While defeat is never easy to accept for any coach, Ruane knew how devastating a loss would be -- a likely first-round matchup against Class AAAA No. 1 Upper St. Clair. Barring something incredibly unforeseen taking place, his team's game Friday night was for its season.
With that thought lingering, the Warriors responded, and did so in a big way.
On a frigid night that felt more like December than October, Penn-Trafford utilized the legs of Devin Austin and Tom Stinelli to overpower visiting Hempfield for a 42-14 victory.
The win allowed the Warriors (6-3) to claim second place in the Class AAAA Foothills Conference, granting them a home game in the first round of the WPIAL playoffs next week.
"We did what we wanted to do, controlling the line of scrimmage, and that was key for us," Ruane said. "That's the way we're going to win if we're going to win in the playoffs -- you have to run the ball, you have to play good defense. I think we did both of those things [against Hempfield]."
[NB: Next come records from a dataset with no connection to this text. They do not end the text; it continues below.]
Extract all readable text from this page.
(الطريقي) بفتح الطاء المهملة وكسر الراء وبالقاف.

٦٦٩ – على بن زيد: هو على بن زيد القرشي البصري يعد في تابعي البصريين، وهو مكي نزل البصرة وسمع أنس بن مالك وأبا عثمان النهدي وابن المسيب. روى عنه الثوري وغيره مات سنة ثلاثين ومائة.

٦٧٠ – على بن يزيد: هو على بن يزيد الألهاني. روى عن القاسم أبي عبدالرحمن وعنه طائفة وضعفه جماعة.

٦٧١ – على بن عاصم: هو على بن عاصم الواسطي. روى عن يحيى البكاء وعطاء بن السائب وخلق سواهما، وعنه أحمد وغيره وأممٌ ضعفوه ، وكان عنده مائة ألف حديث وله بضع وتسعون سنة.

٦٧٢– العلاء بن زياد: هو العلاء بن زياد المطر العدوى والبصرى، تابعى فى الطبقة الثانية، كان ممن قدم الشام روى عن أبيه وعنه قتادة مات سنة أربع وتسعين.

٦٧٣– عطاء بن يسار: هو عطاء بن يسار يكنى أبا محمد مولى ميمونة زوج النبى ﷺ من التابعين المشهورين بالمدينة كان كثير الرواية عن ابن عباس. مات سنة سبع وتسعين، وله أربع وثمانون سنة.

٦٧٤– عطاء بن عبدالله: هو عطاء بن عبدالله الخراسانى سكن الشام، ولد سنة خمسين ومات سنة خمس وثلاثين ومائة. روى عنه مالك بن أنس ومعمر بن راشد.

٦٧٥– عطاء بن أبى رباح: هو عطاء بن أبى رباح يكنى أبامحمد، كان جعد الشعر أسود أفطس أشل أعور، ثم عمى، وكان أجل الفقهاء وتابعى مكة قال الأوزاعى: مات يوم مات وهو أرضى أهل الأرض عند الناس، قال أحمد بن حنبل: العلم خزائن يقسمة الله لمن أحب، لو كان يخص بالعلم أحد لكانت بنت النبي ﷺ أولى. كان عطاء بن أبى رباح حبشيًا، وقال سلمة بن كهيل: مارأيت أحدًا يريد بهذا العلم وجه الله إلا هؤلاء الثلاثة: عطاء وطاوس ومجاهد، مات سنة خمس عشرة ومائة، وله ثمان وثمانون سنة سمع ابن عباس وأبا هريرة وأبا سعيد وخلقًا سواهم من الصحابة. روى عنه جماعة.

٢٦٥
Stinelli rushed for 85 yards and three touchdowns while Austin ran the ball 18 times for 100 yards and a touchdown.
By halftime, the Warriors held a 21-7 lead, an advantage that would have undoubtedly been closer had it not been for a series of miscues by the Spartans (6-3).
On its second drive of the game, Hempfield quarterback Ty George threw an interception in his territory that was returned to the 29 by Penn-Trafford's Josh McElrone. A few plays later, Stinelli scored on a 9-yard run to put his team up, 7-0.
The Spartans responded effectively, getting a 53-yard touchdown run from Joey DeFloria early in the second quarter. But, again, a turnover in their territory -- a botched handoff to DeFloria -- gave Penn-Trafford ideal field position and, eventually, a touchdown, as Stinelli punched it in the end zone from 1 yard.
"When you play a good football team, they're going to take advantage of that and that's what they did," Hempfield coach Rich Bowen said.
The Warriors would score one more time before the half ended -- going 54 yards in 1:35, capped by a 27-yard touchdown pass from Brett Laffoon to Timmy Vecchio -- to extend their lead to two touchdowns.
From there, the Spartans would get no closer than 14 points and only managed seven yards of offense in the second half before their final possession of the game.
Penn-Trafford's success in moving the ball was a product of something as simple as field position, as its drives, on average, started at the 50. In contrast, Hempfield's average starting field position was the 33.
"It just gives you momentum and build confidence in you," Ruane said. "That was a critical element of the game."
Even with the loss, their most lopsided of the season, the Spartans still qualified for the playoffs as the fourth seed out of the conference.